Dubai's housing rout sent prices down 52% in the past year, prompting some homeowners to abandon their cars and mortgage payments and flee the country. Not one received a foreclosure notice. Until now.
Barclays last week won the sheikdom's first foreclosure cases in court, clearing the way for lenders holding about €11bn of Dubai home loans to take action when borrowers don't pay.
Islamic lender Tamweel PJSC, the emirate's biggest mortgage bank, has several of its own foreclosure claims pending and estimates about 3% of its mortgages are in default.
"Banks will be more aggressive in pursuing legal action if they see the process is efficient," said Dubai-based Antoine Yacoub, a banking analyst at Moody's. "They were trying to avoid the courts and restructure most of their loans, but once they see a precedent has been set, they will be encouraged to push more cases through."
The successful foreclosures by London-based Barclays may open the floodgates in Dubai's property market, which went from the world's best in 2008 to the worst after credit dried up and speculators, who had fueled price increases left the market, according to Deutsche Bank.

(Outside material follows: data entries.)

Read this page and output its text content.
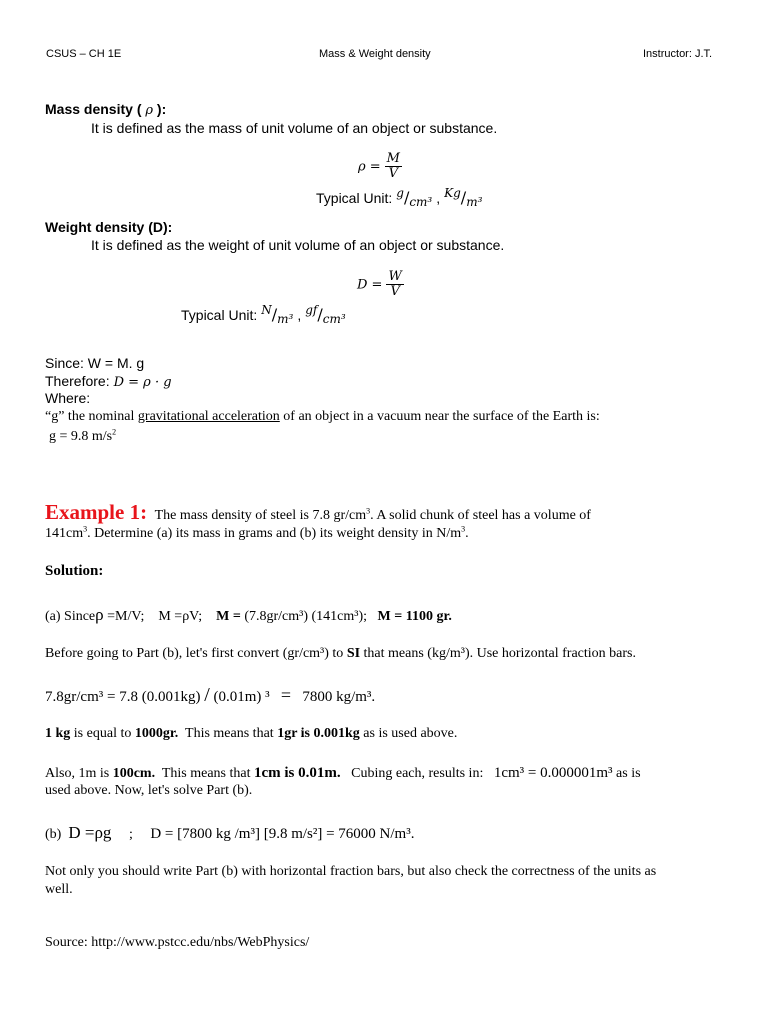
CSUS – CH 1E	Mass & Weight density	Instructor: J.T.
Mass density ( ρ ):
It is defined as the mass of unit volume of an object or substance.
$\rho = \frac{M}{V}$
Typical Unit: g/cm³ , Kg/m³
Weight density (D):
It is defined as the weight of unit volume of an object or substance.
$D = \frac{W}{V}$
Typical Unit: N/m³ , gf/cm³
Since: W = M. g
Therefore: D = ρ · g
Where:
“g” the nominal gravitational acceleration of an object in a vacuum near the surface of the Earth is:
g = 9.8 $m/s^2$
Example 1: The mass density of steel is 7.8 $gr/cm^3$. A solid chunk of steel has a volume of
$141cm^3$. Determine (a) its mass in grams and (b) its weight density in $N/m^3$.
Solution:
(a) Sinceρ =M/V; M =ρV; M = (7.8gr/cm³) (141cm³); M = 1100 gr.
Before going to Part (b), let's first convert (gr/cm³) to SI that means (kg/m³). Use horizontal fraction bars.
7.8gr/cm³ = 7.8 (0.001kg) / (0.01m) ³ = 7800 kg/m³.
1 kg is equal to 1000gr. This means that 1gr is 0.001kg as is used above.
Also, 1m is 100cm. This means that 1cm is 0.01m. Cubing each, results in: 1cm³ = 0.000001m³ as is
used above. Now, let's solve Part (b).
(b) D =ρg ; D = [7800 kg /m³] [9.8 m/s²] = 76000 N/m³.
Not only you should write Part (b) with horizontal fraction bars, but also check the correctness of the units as
well.
Source: http://www.pstcc.edu/nbs/WebPhysics/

Moody's estimated in September that 12% of the 27,000 residential mortgages in the sheikdom would default within 12 to 18 months.

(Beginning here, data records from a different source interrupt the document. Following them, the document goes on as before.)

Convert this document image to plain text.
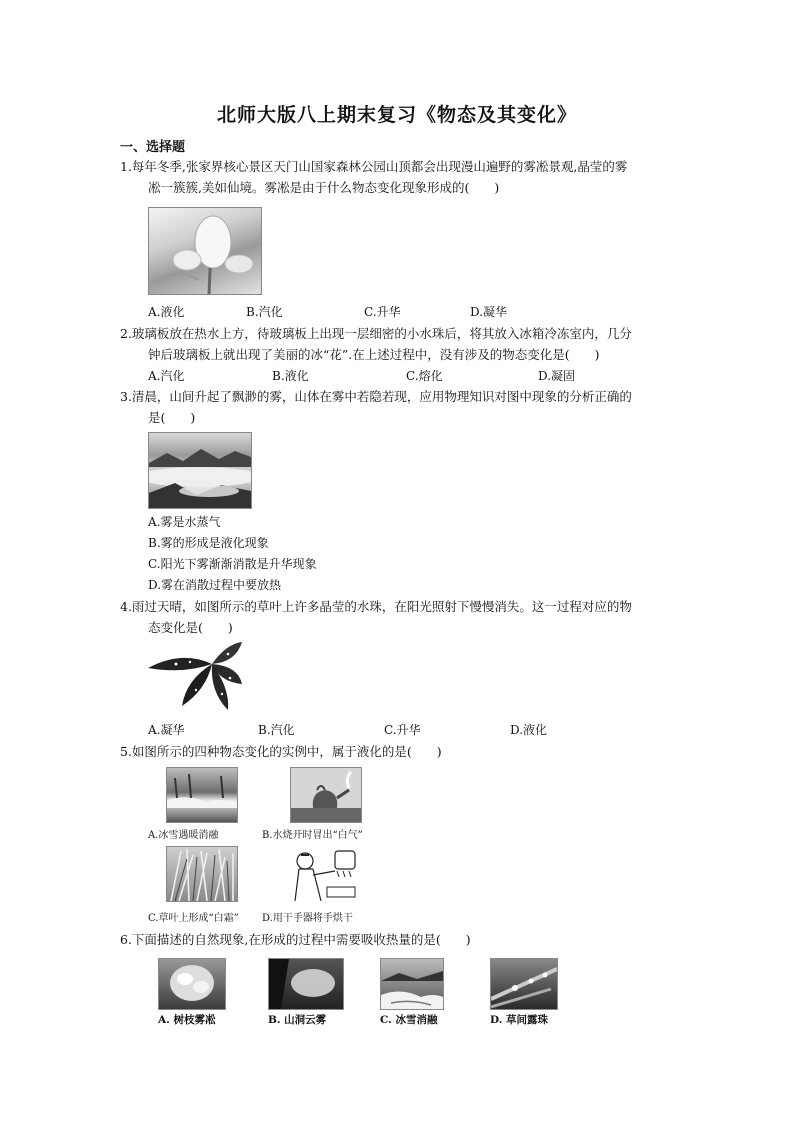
北师大版八上期末复习《物态及其变化》
一、选择题
1.每年冬季,张家界核心景区天门山国家森林公园山顶都会出现漫山遍野的雾凇景观,晶莹的雾
凇一簇簇,美如仙境。雾凇是由于什么物态变化现象形成的(　　)
A.液化	B.汽化	C.升华	D.凝华
2.玻璃板放在热水上方，待玻璃板上出现一层细密的小水珠后，将其放入冰箱冷冻室内，几分
钟后玻璃板上就出现了美丽的冰“花”.在上述过程中，没有涉及的物态变化是(　　)
A.汽化	B.液化	C.熔化	D.凝固
3.清晨，山间升起了飘渺的雾，山体在雾中若隐若现，应用物理知识对图中现象的分析正确的
是(　　)
A.雾是水蒸气
B.雾的形成是液化现象
C.阳光下雾渐渐消散是升华现象
D.雾在消散过程中要放热
4.雨过天晴，如图所示的草叶上许多晶莹的水珠，在阳光照射下慢慢消失。这一过程对应的物
态变化是(　　)
A.凝华	B.汽化	C.升华	D.液化
5.如图所示的四种物态变化的实例中，属于液化的是(　　)
A.冰雪遇暖消融	B.水烧开时冒出“白气”
C.草叶上形成“白霜” D.用干手器将手烘干
6.下面描述的自然现象,在形成的过程中需要吸收热量的是(　　)
A. 树枝雾凇	B. 山洞云雾	C. 冰雪消融	D. 草间露珠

Banks and developers until now have avoided the process of reclaiming homes through the courts, barred by tradition and an arcane legal process that few understood. The Barclays and Tamweel cases may change that, because they show that a 2008 mortgage law – setting out rules for default, foreclosure and repossession – is working.

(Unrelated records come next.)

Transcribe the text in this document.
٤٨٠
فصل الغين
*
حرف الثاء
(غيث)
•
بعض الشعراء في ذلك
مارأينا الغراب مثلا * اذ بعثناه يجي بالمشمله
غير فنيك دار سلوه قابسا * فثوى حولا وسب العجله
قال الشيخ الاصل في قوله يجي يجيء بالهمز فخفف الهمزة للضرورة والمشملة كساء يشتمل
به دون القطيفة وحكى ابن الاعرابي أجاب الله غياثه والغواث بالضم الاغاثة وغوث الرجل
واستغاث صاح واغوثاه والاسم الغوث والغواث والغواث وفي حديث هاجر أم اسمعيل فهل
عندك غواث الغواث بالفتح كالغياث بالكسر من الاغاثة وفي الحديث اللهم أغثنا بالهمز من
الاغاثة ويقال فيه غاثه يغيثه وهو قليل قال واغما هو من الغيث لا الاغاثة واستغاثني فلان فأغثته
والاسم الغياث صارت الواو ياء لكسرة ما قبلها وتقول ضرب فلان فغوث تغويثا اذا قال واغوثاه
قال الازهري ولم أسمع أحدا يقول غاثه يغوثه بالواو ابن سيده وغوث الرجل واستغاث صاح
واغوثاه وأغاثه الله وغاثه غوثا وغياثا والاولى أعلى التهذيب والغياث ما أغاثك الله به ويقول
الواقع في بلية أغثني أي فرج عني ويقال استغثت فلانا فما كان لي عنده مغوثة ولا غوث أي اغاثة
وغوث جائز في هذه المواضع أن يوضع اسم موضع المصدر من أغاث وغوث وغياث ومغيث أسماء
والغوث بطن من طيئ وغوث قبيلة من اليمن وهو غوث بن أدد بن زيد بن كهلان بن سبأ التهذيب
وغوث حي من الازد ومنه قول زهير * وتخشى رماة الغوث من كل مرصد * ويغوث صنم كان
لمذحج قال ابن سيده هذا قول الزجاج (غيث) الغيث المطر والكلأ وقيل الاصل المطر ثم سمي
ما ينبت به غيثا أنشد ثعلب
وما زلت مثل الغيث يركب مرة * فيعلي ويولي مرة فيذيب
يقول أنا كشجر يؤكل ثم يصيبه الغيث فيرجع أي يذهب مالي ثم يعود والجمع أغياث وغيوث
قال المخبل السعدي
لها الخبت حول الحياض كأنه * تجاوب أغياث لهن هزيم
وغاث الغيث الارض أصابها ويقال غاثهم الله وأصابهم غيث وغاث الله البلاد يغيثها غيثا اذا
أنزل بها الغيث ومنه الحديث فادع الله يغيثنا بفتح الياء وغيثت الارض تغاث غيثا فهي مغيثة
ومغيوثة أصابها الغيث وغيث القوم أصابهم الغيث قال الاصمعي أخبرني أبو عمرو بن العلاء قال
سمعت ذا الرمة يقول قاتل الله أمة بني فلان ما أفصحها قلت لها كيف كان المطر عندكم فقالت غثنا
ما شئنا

The law requires lenders to give homeowners 30 days' notice of their intent to pursue a foreclosure, said Jody Waugh, a partner at law firm Al Tamimi & Co in Dubai. Courts then review the case and can issue a debt judgment that turns the property over to Dubai's Land Department for auction. Waugh estimates the process may take two to four months.
The ruling shows that Dubai's market is "evolving and is poised to come at par with other mature markets of the world," Barclays said.
Both lenders and developers in the United Arab Emirates have tried to stem rising defaults through out-of-court settlements with distressed customers after falling prices left buyers with mortgages worth more than their properties. That has helped minimise the amount of bad debt on their balance sheets and kept repossessed houses off a market that's already suffering from too much supply. Provisions for bad loans in the UAE surged 68% as of November, compared with a year earlier.
Before the mortgage law was passed, lenders and builders could resort to the courts to enforce contracts, though they didn't have the right to foreclose.
Tamweel's pending cases, filed almost two months ago, involve homes abandoned by owners who left Dubai at the onset of the global financial crisis, chief executive Wasim Saifi said. Tamweel's default rate has been "hovering between 2.5% and 4% for the past six months", he said.
The biggest risks to banks come from loans underwritten after 2007, which are "most probably in deep negative equity by now," Moody's Yacoub said. Also at risk are Islamic Istisna' mortgages where a buyer doesn't make any payments until the property is delivered, he said.